But this company is not growing and is not expected to grow. The last quarter they reported earnings was March, and that was 0% earnings growth. In their most recent quarter they reported 5% sales growth.

The only reason to buy JNPR is that they are smaller than a CSCO: at $2B in sales, a big win moves them further. But the opposite is also true: no big wins and they lag, which is what is happening. They will see growth renew next year as they ship to Verizon, but that will cover sales that are tapering off.

So while this may be close to the bottom for JNPR from a sales perspective, that isn't the point. They have the PE of a growing company and they are not growing.

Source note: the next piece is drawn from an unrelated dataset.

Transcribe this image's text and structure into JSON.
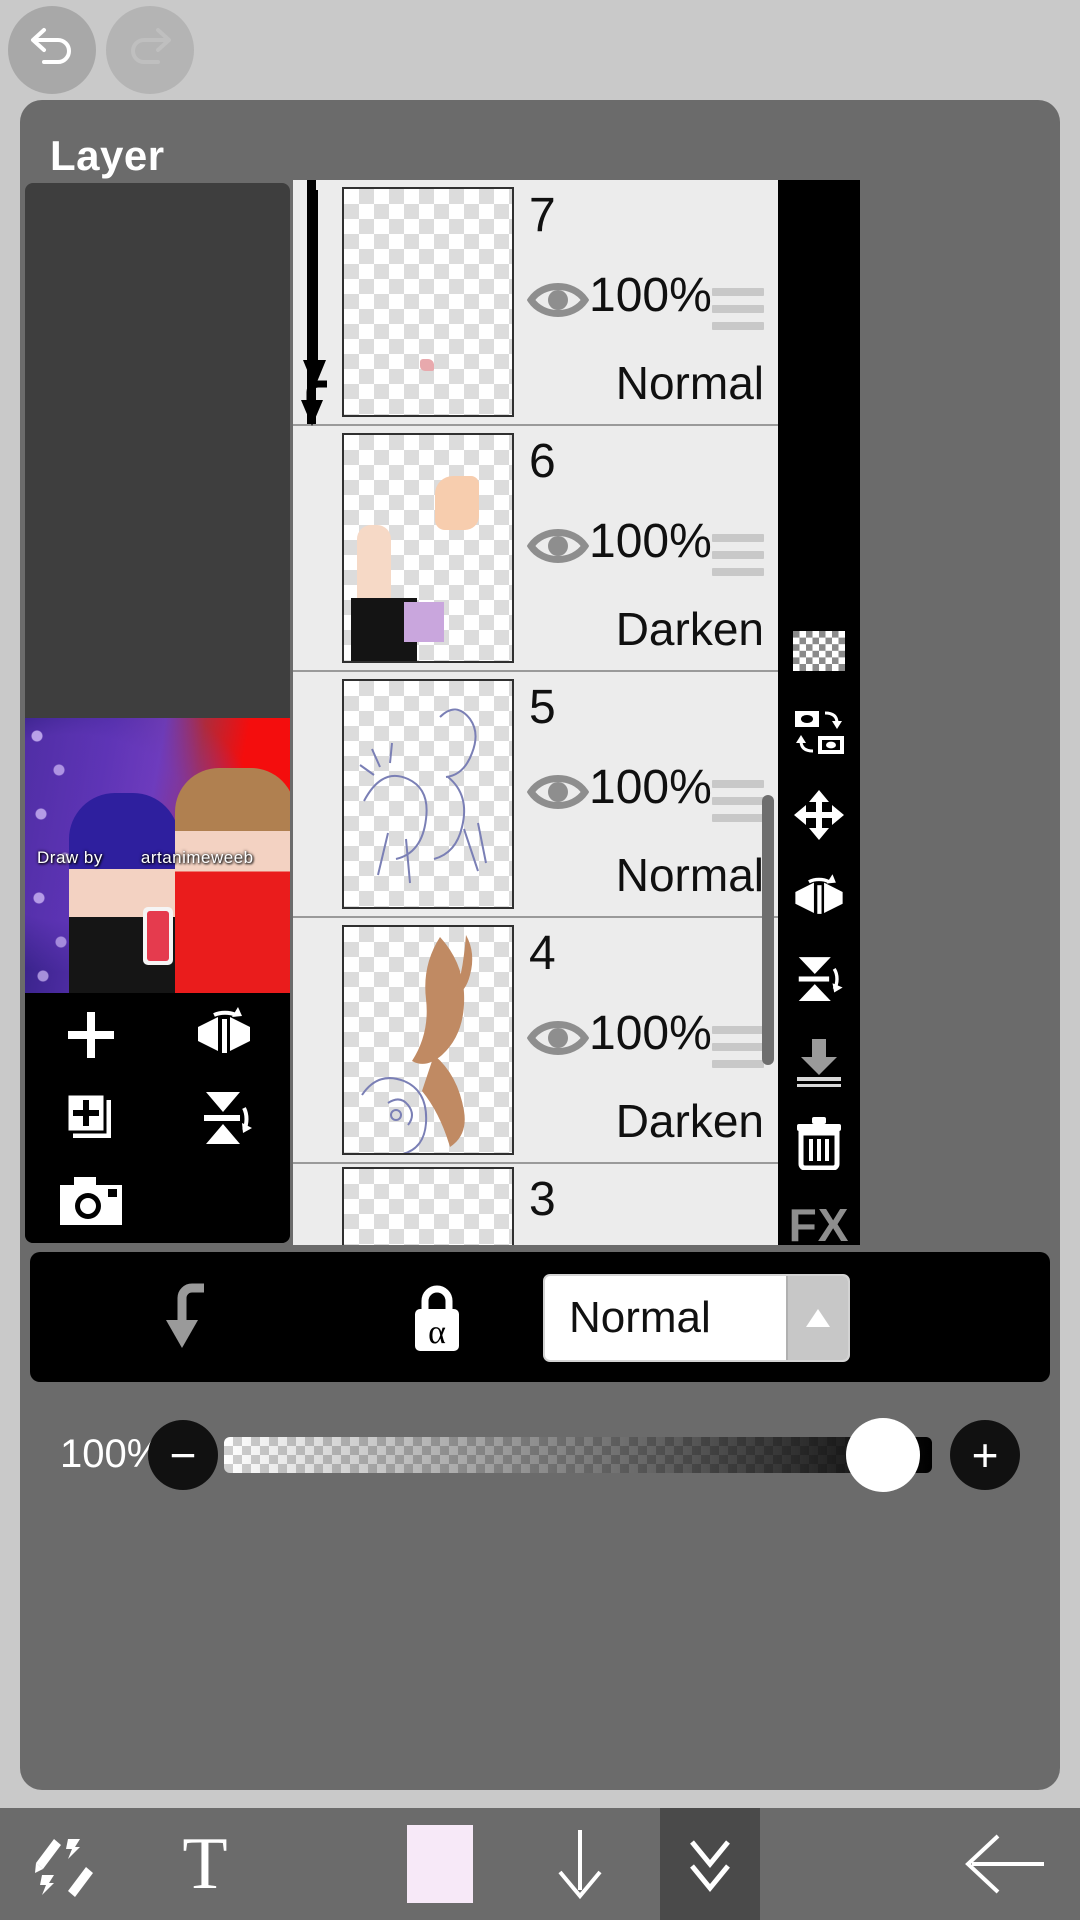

In a sense, the first wave has come and gone, where large SPs moved to an IP centric core that favored JNPR. Now only smaller waves remain. Meanwhile, CSCO's competitive edge has grown.

2 Comments:

Anonymous Anonymous said...

Two things: First, I strongly agree with JNPR loosing to CSCO and hence I think its a very good short candidate. Second, I am not very pleased with dropping volume of ILMN and its off about 5% from our buy price. Stop recommendation would be great!

7:21 AM  
Blogger Andrew said...

ILMN
Look at thi schart for a second
http://finance.yahoo.com/q/bc?s=ILMN
Notice how it bounces 20% every quarterly report.
ILMN beat expectations by 100% last quarter. The previous quarter they beat by almost 400%. Can they exceed again? I think so, especially as they penetrate the big accounts.
The next quarter also closes before the Solexa acquisition, so that should add some ooomph.
Solexa does waterdown earnings and is overpriced to boot.